Textile Society of America

 

Date of this Version

2004

Citation

Textile Society of America 9th Biennial Symposium (2004)

Comments

Presented at “Appropriation • Acculturation • Transformation,” Textile Society of America 9th Biennial Symposium, Oakland, California, October 7-9, 2004. Copyright 2004 Textile Society of America.

Abstract

Almost as soon as they were invented in 1858, chemical dyes were introduced to Japanese artists and craftsmen. Chemically dyed red, purple, orange and blue silk yarns were woven into elaborate textiles used to furnish the Meiji palaces, costume Noh actors, and wrap Buddhist priests, while dyers adapted resist techniques such as yuzen and stencil resist. Japanese wood-block print artists also responded to the new colors and incorporated them into their work creating vibrant scenes of life during the Meiji period. The bright, bold colors produced with the early synthetic dyes became emblematic of the technological advances of the Meiji period and were know as “the colors of progress.”

This paper is based on a study begun at the Museum of Fine Arts to identify the chemical dyes used in Japan in both textiles and wood-block printing. Standards for the identification of chemical dyes have been created by the Museum’s Conservation Science Department and will serve as a basis for determining which chemical dyes were used by the Japanese and, because many woodblock prints are dated, maybe even begin to identify when the dyes were introduced.
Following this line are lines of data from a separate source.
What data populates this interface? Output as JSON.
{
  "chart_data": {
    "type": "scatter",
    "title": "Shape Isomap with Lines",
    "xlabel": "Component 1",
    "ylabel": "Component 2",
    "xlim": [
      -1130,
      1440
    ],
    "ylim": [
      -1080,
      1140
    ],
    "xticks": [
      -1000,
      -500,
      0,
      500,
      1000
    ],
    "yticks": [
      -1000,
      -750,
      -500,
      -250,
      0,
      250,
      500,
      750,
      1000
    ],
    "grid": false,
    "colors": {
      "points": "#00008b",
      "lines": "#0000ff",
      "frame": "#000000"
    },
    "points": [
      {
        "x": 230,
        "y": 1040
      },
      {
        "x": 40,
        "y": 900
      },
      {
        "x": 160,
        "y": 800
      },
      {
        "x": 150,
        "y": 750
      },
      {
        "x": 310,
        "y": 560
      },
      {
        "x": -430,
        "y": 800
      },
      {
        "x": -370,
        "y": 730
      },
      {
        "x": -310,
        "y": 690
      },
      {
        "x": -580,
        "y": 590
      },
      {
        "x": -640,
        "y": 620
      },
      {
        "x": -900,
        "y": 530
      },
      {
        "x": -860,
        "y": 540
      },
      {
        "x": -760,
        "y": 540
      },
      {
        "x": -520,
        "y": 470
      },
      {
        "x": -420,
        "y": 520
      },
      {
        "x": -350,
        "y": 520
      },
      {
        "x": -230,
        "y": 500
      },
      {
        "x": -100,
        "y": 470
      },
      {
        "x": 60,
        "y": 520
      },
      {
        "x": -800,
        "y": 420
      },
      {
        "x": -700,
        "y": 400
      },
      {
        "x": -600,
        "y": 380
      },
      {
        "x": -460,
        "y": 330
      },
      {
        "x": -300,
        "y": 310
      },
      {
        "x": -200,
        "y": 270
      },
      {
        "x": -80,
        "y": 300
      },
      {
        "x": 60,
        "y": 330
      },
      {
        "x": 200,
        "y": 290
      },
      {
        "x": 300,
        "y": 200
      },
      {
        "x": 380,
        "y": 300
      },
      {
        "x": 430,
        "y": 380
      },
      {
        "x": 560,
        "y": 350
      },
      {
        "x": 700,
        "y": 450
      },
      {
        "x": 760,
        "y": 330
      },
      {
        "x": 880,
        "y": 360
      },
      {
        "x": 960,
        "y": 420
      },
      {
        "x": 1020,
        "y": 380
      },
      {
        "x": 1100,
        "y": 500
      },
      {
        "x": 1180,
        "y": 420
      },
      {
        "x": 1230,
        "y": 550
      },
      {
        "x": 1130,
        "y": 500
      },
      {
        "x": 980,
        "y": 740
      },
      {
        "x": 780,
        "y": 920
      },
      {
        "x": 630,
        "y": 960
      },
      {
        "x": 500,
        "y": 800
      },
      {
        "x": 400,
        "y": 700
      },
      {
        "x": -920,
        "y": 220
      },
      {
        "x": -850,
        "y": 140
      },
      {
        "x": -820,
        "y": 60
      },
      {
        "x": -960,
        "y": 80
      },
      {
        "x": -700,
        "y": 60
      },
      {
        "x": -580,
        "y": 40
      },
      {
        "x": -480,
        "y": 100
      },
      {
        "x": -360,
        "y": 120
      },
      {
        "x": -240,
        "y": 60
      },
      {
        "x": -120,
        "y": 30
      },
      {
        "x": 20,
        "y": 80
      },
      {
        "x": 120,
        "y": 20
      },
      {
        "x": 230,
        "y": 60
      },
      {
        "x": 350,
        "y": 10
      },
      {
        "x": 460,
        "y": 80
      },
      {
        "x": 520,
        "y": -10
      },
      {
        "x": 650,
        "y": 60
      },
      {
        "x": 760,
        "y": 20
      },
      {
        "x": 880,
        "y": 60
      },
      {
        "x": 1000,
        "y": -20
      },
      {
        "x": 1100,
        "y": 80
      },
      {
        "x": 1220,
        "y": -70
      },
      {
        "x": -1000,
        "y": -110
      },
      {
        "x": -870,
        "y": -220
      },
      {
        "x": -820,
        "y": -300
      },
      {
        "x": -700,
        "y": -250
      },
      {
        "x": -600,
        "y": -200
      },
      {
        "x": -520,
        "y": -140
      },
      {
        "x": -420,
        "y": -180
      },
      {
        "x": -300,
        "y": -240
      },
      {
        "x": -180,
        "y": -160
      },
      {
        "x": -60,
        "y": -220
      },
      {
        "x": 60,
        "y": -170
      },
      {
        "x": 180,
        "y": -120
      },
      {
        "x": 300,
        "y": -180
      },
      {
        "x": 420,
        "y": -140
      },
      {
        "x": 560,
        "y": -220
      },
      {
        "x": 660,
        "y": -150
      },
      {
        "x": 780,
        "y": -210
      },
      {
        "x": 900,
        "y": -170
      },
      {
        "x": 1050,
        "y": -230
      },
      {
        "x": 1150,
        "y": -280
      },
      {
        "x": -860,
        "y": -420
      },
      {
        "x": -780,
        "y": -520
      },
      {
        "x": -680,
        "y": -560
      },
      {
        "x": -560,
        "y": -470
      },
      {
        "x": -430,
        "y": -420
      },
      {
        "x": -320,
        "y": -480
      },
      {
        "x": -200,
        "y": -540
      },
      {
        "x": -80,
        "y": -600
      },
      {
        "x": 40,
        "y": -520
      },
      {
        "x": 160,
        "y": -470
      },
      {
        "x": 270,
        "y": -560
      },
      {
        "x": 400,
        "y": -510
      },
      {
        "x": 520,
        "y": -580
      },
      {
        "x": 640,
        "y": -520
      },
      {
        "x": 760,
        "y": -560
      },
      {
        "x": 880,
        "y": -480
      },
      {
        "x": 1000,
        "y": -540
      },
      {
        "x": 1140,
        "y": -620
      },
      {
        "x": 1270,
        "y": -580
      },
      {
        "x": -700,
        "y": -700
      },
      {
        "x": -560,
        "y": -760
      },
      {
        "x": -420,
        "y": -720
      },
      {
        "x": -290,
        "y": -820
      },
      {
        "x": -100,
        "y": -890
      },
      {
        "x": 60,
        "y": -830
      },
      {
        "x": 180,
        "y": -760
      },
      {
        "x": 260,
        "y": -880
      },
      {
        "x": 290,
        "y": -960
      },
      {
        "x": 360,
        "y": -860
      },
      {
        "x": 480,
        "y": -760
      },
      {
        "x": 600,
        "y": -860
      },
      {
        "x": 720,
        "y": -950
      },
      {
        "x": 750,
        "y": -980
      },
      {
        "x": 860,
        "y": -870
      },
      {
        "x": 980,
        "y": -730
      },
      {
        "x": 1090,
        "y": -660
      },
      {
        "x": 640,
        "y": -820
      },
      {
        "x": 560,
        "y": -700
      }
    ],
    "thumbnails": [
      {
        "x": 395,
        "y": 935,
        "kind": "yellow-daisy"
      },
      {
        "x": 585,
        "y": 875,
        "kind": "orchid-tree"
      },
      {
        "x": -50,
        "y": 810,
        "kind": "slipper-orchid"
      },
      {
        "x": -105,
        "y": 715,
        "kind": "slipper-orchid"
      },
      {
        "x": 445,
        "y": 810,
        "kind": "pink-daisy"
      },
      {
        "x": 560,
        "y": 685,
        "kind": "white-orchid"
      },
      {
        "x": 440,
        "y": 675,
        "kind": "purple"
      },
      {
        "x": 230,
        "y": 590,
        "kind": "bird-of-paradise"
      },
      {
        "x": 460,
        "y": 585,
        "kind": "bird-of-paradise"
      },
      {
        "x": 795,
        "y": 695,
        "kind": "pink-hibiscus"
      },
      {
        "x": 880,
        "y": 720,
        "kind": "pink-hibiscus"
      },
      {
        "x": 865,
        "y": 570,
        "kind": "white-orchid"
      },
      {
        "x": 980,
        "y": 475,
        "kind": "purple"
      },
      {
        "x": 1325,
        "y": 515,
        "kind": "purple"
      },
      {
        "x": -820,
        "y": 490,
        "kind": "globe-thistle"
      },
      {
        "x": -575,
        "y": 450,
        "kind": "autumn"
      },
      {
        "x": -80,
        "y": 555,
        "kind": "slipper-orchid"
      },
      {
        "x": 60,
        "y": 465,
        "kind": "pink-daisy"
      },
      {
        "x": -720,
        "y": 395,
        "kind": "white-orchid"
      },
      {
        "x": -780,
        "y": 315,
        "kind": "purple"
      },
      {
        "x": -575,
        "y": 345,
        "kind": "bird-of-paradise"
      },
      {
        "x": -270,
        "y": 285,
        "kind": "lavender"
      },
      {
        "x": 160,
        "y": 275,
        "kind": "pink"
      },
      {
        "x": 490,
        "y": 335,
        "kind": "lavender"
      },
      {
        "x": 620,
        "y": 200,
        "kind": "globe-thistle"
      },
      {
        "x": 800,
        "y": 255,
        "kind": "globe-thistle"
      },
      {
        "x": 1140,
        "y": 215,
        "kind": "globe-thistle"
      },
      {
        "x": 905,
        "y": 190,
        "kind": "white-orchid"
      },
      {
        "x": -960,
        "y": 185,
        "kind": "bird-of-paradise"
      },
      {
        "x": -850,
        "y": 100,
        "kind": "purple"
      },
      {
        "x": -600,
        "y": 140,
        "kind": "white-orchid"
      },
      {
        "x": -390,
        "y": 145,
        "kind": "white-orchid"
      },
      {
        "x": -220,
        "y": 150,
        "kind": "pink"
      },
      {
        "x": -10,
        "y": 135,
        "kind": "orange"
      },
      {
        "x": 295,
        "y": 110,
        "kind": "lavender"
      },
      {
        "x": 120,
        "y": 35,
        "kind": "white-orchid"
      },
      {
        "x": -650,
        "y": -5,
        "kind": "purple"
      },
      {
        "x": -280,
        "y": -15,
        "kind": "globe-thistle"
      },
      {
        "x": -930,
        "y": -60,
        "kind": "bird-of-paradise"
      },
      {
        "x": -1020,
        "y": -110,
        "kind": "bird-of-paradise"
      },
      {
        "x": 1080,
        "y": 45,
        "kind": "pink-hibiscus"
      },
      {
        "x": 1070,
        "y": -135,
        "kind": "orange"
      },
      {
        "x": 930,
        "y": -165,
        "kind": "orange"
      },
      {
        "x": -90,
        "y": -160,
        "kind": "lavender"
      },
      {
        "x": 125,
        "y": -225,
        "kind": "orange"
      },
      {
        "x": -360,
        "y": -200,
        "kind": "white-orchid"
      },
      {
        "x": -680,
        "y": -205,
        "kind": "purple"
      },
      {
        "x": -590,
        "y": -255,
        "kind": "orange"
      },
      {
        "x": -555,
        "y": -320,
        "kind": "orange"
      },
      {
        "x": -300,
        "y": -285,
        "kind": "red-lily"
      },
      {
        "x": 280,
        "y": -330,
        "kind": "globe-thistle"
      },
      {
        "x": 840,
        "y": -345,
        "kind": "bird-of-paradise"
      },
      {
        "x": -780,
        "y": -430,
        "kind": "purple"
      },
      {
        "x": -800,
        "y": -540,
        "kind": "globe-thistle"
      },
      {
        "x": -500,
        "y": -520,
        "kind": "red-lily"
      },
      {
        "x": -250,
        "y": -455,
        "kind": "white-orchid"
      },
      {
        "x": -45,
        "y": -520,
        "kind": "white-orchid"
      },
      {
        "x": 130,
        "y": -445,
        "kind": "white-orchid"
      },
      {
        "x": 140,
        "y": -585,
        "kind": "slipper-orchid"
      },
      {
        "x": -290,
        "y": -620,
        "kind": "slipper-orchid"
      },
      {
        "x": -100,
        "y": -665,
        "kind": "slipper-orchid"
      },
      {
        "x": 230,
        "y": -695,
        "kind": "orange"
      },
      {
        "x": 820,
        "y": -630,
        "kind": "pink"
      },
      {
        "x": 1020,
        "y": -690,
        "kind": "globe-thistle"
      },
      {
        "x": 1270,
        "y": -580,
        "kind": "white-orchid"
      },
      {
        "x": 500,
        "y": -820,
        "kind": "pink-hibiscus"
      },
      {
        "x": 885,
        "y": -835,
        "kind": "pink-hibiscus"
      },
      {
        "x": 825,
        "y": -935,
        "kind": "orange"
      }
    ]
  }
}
The Museum’s collection provides a remarkable resource for such a study. Its woodblock print collection and its collection of Japanese textiles and costume are unrivaled in the United States. The collection contains a remarkable number of Meiji-era textiles collected by one of the museum’s most significant donors of Japanese art, William Sturgis Bigelow. Bigelow lived and traveled throughout Japan during the Meiji period and collected all types of Japanese art, both traditional and contemporary. The Meiji-period textiles and costume that entered the collection include a selection of Noh theater costume, kimono, textile lengths, yuzen samples, furnishing textiles and Buddhist textiles, including kesa, ohi, and uchishiki. The Museum’s collection also contains a book of Meiji-period textile samples purchased by the MFA’s first curator Charles Loring during a visit to the 1876 Centennial Exhibition in Philadelphia. The samples in this book will be analyzed and will provide evidence of the first wholesale use of aniline dyes in Japan.

While one aspect of this study is to better understand which dyes were used in Japan, an important theme of this paper will be the reasons why chemical dyes were so readily accepted in Meiji Japan and their propagandistic role within the Meiji government as symbols of progress.